During Japanese occupation, women endured immense suffering — but also emerged politically awakened. They joined logistics operations, sabotaged colonial infrastructure, and coordinated resistance networks. In coastal zones, they served as eyes and ears, alerting revolutionaries to enemy movement. Their role was neither ornamental nor incidental. It was tactical. Operational. Strategic. Indispensable.
Revisiting “The World Is Bigger Than Five”
The Turkish slogan “Dünya besten büyüktür!” (“The world is bigger than five!”) encapsulates a growing frustration with the UN Security Council’s unrepresentative structure — dominated by the United States, United Kingdom, France, Russia, and China. Emerging powers like Türkiye, and indeed much of the Global South, demand a world where the voices of Asia, Africa, Latin America, and Muslim-majority nations are no longer ignored.
This slogan resonates in Ankara, Brasilia, Delhi, Dhaka, Jakarta, and Tokyo alike. Particularly Indonesia, and Bangladesh are nations that carry the memory of anti-colonial struggle. Both are maritime states. Both seek dignity, sovereignty, and security in a world where power should be shared — not hoarded.

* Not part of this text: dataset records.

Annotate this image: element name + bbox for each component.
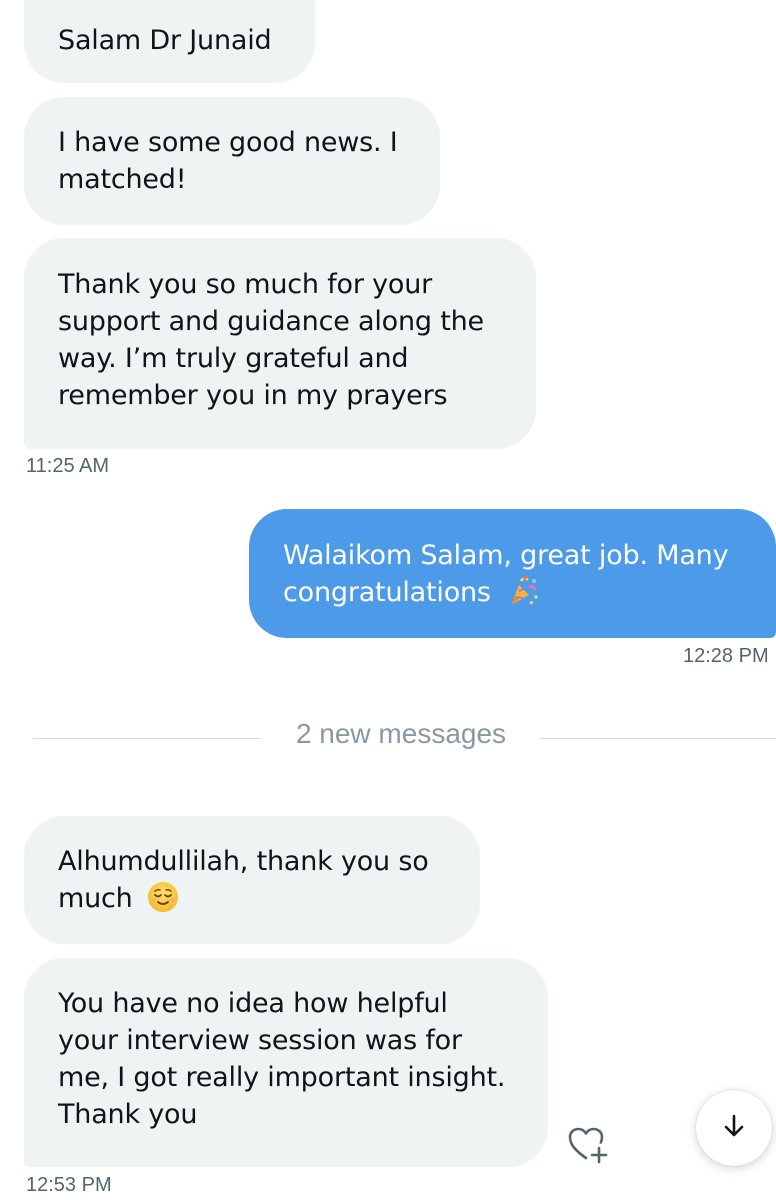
divider-line-right	[540, 738, 776, 739]
message-text: much	[58, 883, 133, 914]
message-text: Alhumdullilah, thank you so	[58, 846, 429, 877]
relieved-face-emoji	[147, 881, 179, 923]
message-text: support and guidance along the	[58, 306, 484, 337]
message-text: Salam Dr Junaid	[58, 25, 272, 56]
message-bubble-incoming[interactable]: Alhumdullilah, thank you so much	[24, 816, 480, 944]
message-text: You have no idea how helpful	[58, 988, 448, 1019]
message-timestamp: 12:53 PM	[26, 1174, 112, 1196]
heart-plus-icon	[566, 1127, 610, 1170]
message-text: Walaikom Salam, great job. Many	[283, 540, 729, 571]
message-text: I have some good news. I	[58, 127, 398, 158]
message-text: way. I’m truly grateful and	[58, 343, 409, 374]
message-text: matched!	[58, 164, 187, 195]
divider-line-left	[33, 738, 261, 739]
message-bubble-incoming[interactable]: Salam Dr Junaid	[24, 0, 315, 83]
message-bubble-incoming[interactable]: Thank you so much for your support and g…	[24, 238, 536, 449]
add-reaction-button[interactable]	[566, 1122, 610, 1166]
scroll-to-bottom-button[interactable]	[696, 1090, 772, 1166]
message-timestamp: 11:25 AM	[26, 455, 110, 477]
message-text: me, I got really important insight.	[58, 1062, 506, 1093]
message-text: congratulations	[283, 577, 491, 608]
message-timestamp: 12:28 PM	[683, 645, 769, 667]
message-text: Thank you	[58, 1099, 198, 1130]
message-text: Thank you so much for your	[58, 269, 433, 300]
message-line: congratulations	[283, 574, 748, 617]
message-bubble-incoming[interactable]: You have no idea how helpful your interv…	[24, 958, 548, 1167]
arrow-down-icon	[720, 1112, 748, 1144]
message-line: much	[58, 880, 448, 923]
message-bubble-incoming[interactable]: I have some good news. I matched!	[24, 97, 440, 225]
message-bubble-outgoing[interactable]: Walaikom Salam, great job. Many congratu…	[249, 509, 776, 638]
confetti-emoji	[505, 575, 541, 617]
message-text: remember you in my prayers	[58, 380, 448, 411]
new-messages-divider: 2 new messages	[270, 718, 532, 750]
message-text: your interview session was for	[58, 1025, 462, 1056]
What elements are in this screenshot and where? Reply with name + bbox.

Five Lessons for Bangladesh Navy — Especially the Female Officers
As Bangladesh Navy charts its course toward becoming a credible regional maritime force, Indonesia’s experience offers profound insights — especially for its rising cadre of women officers.
1. Victory Begins with Resolve, Not Arsenal. The Acehnese navy and ALRI were built on willpower, not warships. Strategy, morale, and local knowledge are force multipliers. A fighting spirit connected with ageless strategic culture, and grounded in national identity is more vital than the number of hulls in a fleet.
2. Use Geography as a Weapon. Indonesia’s revolutionaries turned islands into launch pads. Bangladesh must do the same with its deltaic terrain, countless tributaries — integrating naval, amphibious, sister services, and civilian maritime capabilities into a coherent littoral defence posture.
3. Inclusion Is Not Optional — it’s Operational. Admiral Keumalahayati proved centuries ago what many still debate: women belong in command? Today, Bangladesh Navy’s women deserve to be integrated across command, engineering, cyber, and special operations — not as tokens but as tactical assets.
4. History Is Doctrine. Bangladesh must invest in scientific research studying and teaching its own maritime history — and that of its neighbours. From Aceh to the Bay of Bengal, past resistance must influence present strategy. There is no denying the fact that naval education must be rooted in history and heritage.
5. Train for Asymmetry and Adversity. From wooden ships to improvised flotillas, Indonesia’s naval heroes operated under constraint — and still won. Bangladesh’s sailors and officers must be prepared to embrace ingenuity to train and fight smart, adapt fast, and lead under fog and friction.
Final Reflections: From Nusantara to the Bay of Bengal
The history of Indonesia is not a distant foreign tale; it is a regional treasure chest of wisdom. Its story is one of sea-bound sovereignty, of women who defied colonial navies, and of a people who turned geography into strategy. As Bangladesh Navy moves from defending coasts to be part of shaping Indo-Pacific dynamics, it must remember: maritime power is not inherited; it is earned — through struggle, sacrifice, and seafaring courage. And for the women of the Bangladesh Navy: the ocean does not discriminate. It remembers those who dared to lead — not those who waited for permission.